Filtering & Querying · Topic 127

Pre-filtering vs. Post-filtering

When you combine metadata filtering with vector search, the filter can be applied before or during the ANN search (pre-filter) or after retrieving candidates (post-filter). The choice affects recall, latency, and how many candidates you need to fetch. This topic compares both approaches and when to use each.

Summary

With metadata filtering, the filter can be applied before/during ANN (pre-filter) or after retrieval (post-filter); the choice affects recall, latency, and how many candidates to fetch.
Post-filtering: run vector search, then drop non-matching candidates. Simple and works with any ANN; when the filter is selective you may need to over-fetch (e.g. 10× K) to get K results.
Pre-filtering: only consider points that pass the filter during traversal; true top-K within the filtered set but harder with ANN. Often implemented via in-bitmap checks or separate indexes per segment.
When the filter is very selective, pre-filter is usually better; when loose, post-filter is often sufficient and easier.
Practical tip: measure selectivity of your filters; use post-filter with oversample (e.g. 5–10× K) for quick rollout; move to pre-filter when latency or recall within the filtered set matters.

Post-filtering

Post-filtering: run the vector search over the full index (or a coarse partition), get top-K candidates, then remove any that don’t match the metadata filter.

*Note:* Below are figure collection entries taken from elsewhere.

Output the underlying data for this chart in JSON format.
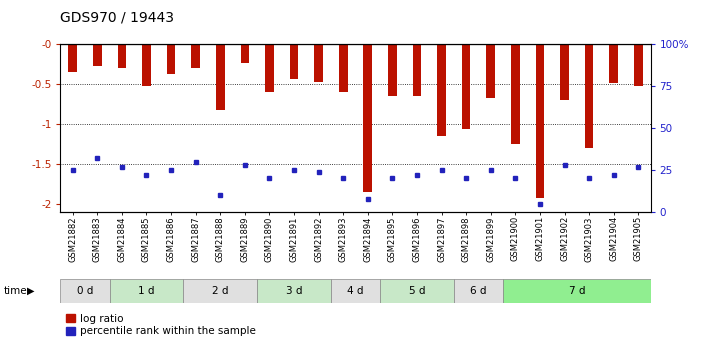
{
  "title": "GDS970 / 19443",
  "samples": [
    "GSM21882",
    "GSM21883",
    "GSM21884",
    "GSM21885",
    "GSM21886",
    "GSM21887",
    "GSM21888",
    "GSM21889",
    "GSM21890",
    "GSM21891",
    "GSM21892",
    "GSM21893",
    "GSM21894",
    "GSM21895",
    "GSM21896",
    "GSM21897",
    "GSM21898",
    "GSM21899",
    "GSM21900",
    "GSM21901",
    "GSM21902",
    "GSM21903",
    "GSM21904",
    "GSM21905"
  ],
  "log_ratio": [
    -0.35,
    -0.28,
    -0.3,
    -0.52,
    -0.38,
    -0.3,
    -0.83,
    -0.24,
    -0.6,
    -0.44,
    -0.47,
    -0.6,
    -1.85,
    -0.65,
    -0.65,
    -1.15,
    -1.06,
    -0.68,
    -1.25,
    -1.93,
    -0.7,
    -1.3,
    -0.49,
    -0.52
  ],
  "percentile": [
    25,
    32,
    27,
    22,
    25,
    30,
    10,
    28,
    20,
    25,
    24,
    20,
    8,
    20,
    22,
    25,
    20,
    25,
    20,
    5,
    28,
    20,
    22,
    27
  ],
  "time_groups": [
    {
      "label": "0 d",
      "start": 0,
      "end": 2,
      "color": "#e0e0e0"
    },
    {
      "label": "1 d",
      "start": 2,
      "end": 5,
      "color": "#c8e8c8"
    },
    {
      "label": "2 d",
      "start": 5,
      "end": 8,
      "color": "#e0e0e0"
    },
    {
      "label": "3 d",
      "start": 8,
      "end": 11,
      "color": "#c8e8c8"
    },
    {
      "label": "4 d",
      "start": 11,
      "end": 13,
      "color": "#e0e0e0"
    },
    {
      "label": "5 d",
      "start": 13,
      "end": 16,
      "color": "#c8e8c8"
    },
    {
      "label": "6 d",
      "start": 16,
      "end": 18,
      "color": "#e0e0e0"
    },
    {
      "label": "7 d",
      "start": 18,
      "end": 24,
      "color": "#90ee90"
    }
  ],
  "ylim": [
    -2.1,
    0.0
  ],
  "yticks": [
    0,
    -0.5,
    -1.0,
    -1.5,
    -2.0
  ],
  "ytick_labels": [
    "-0",
    "-0.5",
    "-1",
    "-1.5",
    "-2"
  ],
  "right_yticks": [
    0,
    25,
    50,
    75,
    100
  ],
  "right_ytick_labels": [
    "0",
    "25",
    "50",
    "75",
    "100%"
  ],
  "bar_color": "#bb1100",
  "blue_color": "#2222bb",
  "title_fontsize": 10,
  "axis_label_color_left": "#bb2200",
  "axis_label_color_right": "#2222cc",
  "legend_log_ratio": "log ratio",
  "legend_percentile": "percentile rank within the sample"
}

Simple and works with any ANN index, but if the filter is selective (e.g. 1% of data), most of the top-K may be filtered out and you end up with fewer than K results.

To compensate, you often request more candidates (e.g. 10× K) and then filter and take the top K—at the cost of more distance computations and memory. Pipeline: query vector + filter → ANN returns N candidates (N ≥ K, often N = oversample × K) → apply filter to candidates → return top K. Trade-off: implementation is simple and index-agnostic; selective filters require large oversample and higher latency.

Pre-filtering

Pre-filtering: only consider points that pass the filter during graph traversal or cluster search. You never visit ineligible points, so latency can be lower and you get a true top-K within the filtered set. The difficulty is that ANN structures (e.g. HNSW) are built over all vectors; restricting to a subset on the fly can break connectivity and hurt recall.

Implementations use in-bitmap checks during traversal or build separate indexes per segment. When the filter is very selective, pre-filtering is usually better; when it’s loose, post-filtering is often sufficient and easier. Trade-off: pre-filter gives correct top-K within the subset and can be faster when selective, but requires index support (e.g. bitmap integration) and can hurt recall if the filtered set is sparse. Practical tip: use metadata cardinality and selectivity to decide; benchmark both on your workload.

Frequently Asked Questions

What is post-filtering?

Post-filtering runs the vector search over the full index (or a coarse partition), gets top-K candidates, then removes any that don’t match the metadata filter. Simple and works with any ANN index; when the filter is selective you often request more candidates (e.g. 10× K) and then filter to get K results. See metadata filtering basics.

What is pre-filtering?

Pre-filtering only considers points that pass the filter during graph traversal or cluster search. You get a true top-K within the filtered set, but it is harder to implement with ANN because ANN structures are built over all vectors. In-bitmap filtering is a common approach.

When should I use pre-filter vs. post-filter?

When the filter is very selective (e.g. 1% of data), pre-filtering is usually better for latency and recall. When the filter is loose, post-filtering is often sufficient and easier. Consider how metadata cardinality affects query performance.

How do I get enough results when post-filtering?

Request more candidates than K (e.g. 10× K), run the vector search, then filter and take the top K. This increases distance computations and memory; tuning depends on your recall and latency requirements.